Tony Karrer posts an interesting Big Question this month. Clive Shepard and Jason McDonald have already posted a couple replies; I especially like Jason's indignation over questions whose relevance is very narrow. I also like the format in which Clive answered the Big Q. So, I will rob a bit from both for my own take.
One of questions I have dealt with is: How do we get the special knowledge of top performers into training? It's a question many have had to deal with in different circumstances. My recent experience in a large, global, corporate environment shows me that, at least in very big companies, the answer to this question is likely to be a difficult thing to get a handle on. The better question should be: How do we get top performers actively involved in the training process, and put others in consistent contact with them?
Which gets to another evolving discussion, that being the question of the shift from pure teaching on the part of instructors to a facilitation model. And in an age that is moving toward knowledge management more and more - another trend I've been a part of recently - top performers are increasingly going to have to take an active role. This means the instructional designer or performance technologist is now in the role of facilitating a solution rather than simply creating and implementing. The top performers must also facilitate to a degree, but also curate their focus area. Tony Karrer has had many posts of late on the increasing trend driving curation, and I think that is also becoming true of the workplace. As knowledge management systems grow, content experts need to monitor and evolve their own content. What they contribute regularly will potentially form a significant part of their responsibilities going forward.
The question or whether or not training departments need to show value is most certainly dead. And buried. The new question is only how they do so. This new reality has also begun to have us reconsider questions about what we measure in the wake of training. Kirkpatrick answered that question many years ago, but recent trends may have us reassessing the value of measures such as those covered by his Level 1. Kirkpatrick's Level 2 may also be changing, especially considering the just-in-time nature of many training systems like EPSS, and the continuing move away from centralized, formalized training in the workplace.

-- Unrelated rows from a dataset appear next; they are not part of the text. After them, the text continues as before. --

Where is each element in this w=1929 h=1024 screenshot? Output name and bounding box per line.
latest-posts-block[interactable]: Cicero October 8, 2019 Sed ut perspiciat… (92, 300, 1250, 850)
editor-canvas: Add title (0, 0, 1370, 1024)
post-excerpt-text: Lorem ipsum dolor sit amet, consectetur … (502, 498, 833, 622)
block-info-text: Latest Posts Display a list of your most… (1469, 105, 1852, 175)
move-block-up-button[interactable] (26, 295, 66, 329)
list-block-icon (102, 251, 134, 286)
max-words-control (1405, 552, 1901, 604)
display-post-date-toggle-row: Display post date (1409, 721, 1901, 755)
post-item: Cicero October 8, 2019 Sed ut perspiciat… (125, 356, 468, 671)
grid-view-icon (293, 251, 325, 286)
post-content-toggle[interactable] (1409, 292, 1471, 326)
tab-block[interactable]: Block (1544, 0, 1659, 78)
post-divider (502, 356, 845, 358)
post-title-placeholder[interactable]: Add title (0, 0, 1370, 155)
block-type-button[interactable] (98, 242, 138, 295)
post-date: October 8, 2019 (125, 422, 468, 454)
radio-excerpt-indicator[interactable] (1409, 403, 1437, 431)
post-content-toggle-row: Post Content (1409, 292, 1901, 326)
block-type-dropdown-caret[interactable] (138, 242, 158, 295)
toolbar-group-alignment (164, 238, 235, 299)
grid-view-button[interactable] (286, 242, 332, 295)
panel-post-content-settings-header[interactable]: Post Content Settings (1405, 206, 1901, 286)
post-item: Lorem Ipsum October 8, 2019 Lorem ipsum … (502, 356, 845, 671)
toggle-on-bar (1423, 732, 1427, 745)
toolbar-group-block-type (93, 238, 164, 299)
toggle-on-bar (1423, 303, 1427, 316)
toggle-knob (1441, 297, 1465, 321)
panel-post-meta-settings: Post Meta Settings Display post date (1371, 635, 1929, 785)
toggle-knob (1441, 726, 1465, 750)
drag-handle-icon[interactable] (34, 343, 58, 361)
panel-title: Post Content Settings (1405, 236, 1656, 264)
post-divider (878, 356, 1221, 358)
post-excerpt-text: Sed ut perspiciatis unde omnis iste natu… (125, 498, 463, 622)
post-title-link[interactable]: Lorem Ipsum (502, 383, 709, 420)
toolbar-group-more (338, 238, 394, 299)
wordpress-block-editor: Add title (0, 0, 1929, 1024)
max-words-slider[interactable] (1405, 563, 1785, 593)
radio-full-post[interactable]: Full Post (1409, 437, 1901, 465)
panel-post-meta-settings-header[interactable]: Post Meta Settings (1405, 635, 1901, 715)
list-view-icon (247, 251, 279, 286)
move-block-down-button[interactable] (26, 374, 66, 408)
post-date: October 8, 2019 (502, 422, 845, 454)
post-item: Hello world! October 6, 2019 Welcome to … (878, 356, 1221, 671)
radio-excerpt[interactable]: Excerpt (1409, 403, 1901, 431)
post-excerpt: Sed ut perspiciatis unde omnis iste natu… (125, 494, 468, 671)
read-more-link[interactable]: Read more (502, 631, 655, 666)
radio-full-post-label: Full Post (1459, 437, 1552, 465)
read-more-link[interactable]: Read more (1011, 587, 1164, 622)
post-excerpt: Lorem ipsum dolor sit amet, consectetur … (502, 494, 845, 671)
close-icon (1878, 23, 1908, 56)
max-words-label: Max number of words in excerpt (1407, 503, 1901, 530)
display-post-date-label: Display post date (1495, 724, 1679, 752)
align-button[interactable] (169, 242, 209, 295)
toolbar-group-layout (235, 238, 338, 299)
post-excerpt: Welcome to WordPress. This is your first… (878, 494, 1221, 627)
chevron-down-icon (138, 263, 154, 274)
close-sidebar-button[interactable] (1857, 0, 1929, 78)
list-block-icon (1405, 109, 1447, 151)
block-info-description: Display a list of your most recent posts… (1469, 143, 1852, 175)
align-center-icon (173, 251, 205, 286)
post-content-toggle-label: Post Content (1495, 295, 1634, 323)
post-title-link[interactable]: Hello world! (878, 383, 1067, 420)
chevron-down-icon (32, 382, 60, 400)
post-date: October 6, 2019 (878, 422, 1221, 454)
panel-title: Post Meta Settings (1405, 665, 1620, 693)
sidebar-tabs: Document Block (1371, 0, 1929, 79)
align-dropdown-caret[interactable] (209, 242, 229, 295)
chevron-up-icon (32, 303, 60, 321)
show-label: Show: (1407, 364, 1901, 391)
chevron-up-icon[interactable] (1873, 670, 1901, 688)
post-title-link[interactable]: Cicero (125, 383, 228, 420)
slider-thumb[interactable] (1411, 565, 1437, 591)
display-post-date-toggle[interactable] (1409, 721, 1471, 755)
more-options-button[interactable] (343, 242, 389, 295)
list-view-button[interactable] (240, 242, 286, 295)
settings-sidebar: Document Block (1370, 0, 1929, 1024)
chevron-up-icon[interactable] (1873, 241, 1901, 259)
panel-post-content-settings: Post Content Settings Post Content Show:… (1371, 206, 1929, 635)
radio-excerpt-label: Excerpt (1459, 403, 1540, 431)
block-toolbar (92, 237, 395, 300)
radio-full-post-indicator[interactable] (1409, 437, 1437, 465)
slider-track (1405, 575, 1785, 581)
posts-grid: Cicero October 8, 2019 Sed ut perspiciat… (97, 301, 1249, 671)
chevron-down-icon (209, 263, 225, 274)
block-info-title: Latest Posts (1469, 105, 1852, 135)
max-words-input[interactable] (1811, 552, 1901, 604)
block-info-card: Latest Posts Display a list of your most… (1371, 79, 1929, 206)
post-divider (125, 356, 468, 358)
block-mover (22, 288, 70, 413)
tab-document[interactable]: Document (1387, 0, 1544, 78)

Level 3, Level 4, and Phillips' Level 5 are becoming the new epicenter due to their focus on real numbers. Focus is moving more toward the complex end of the assessment scale, where there is more tangibility of results. Intangible factors are still important, but in tough economic times its the numbers that steal the show for management.
So the question is, do old questions go extinct, or does discussion and practice in professional circles evolve them? Certainly technology has changed the questions, and in some cases introduced an answer nobody could have anticipated. For example, who a decade ago thought the blogging model could work in corporate environments for passing information to or interacting with employees? Many of the solutions have changed the question (evolution); however, will the original question ever be relevant again? That implies some level of extinction. I like to think of the process as an evolution more than one of extinction, but the answer is probably, both.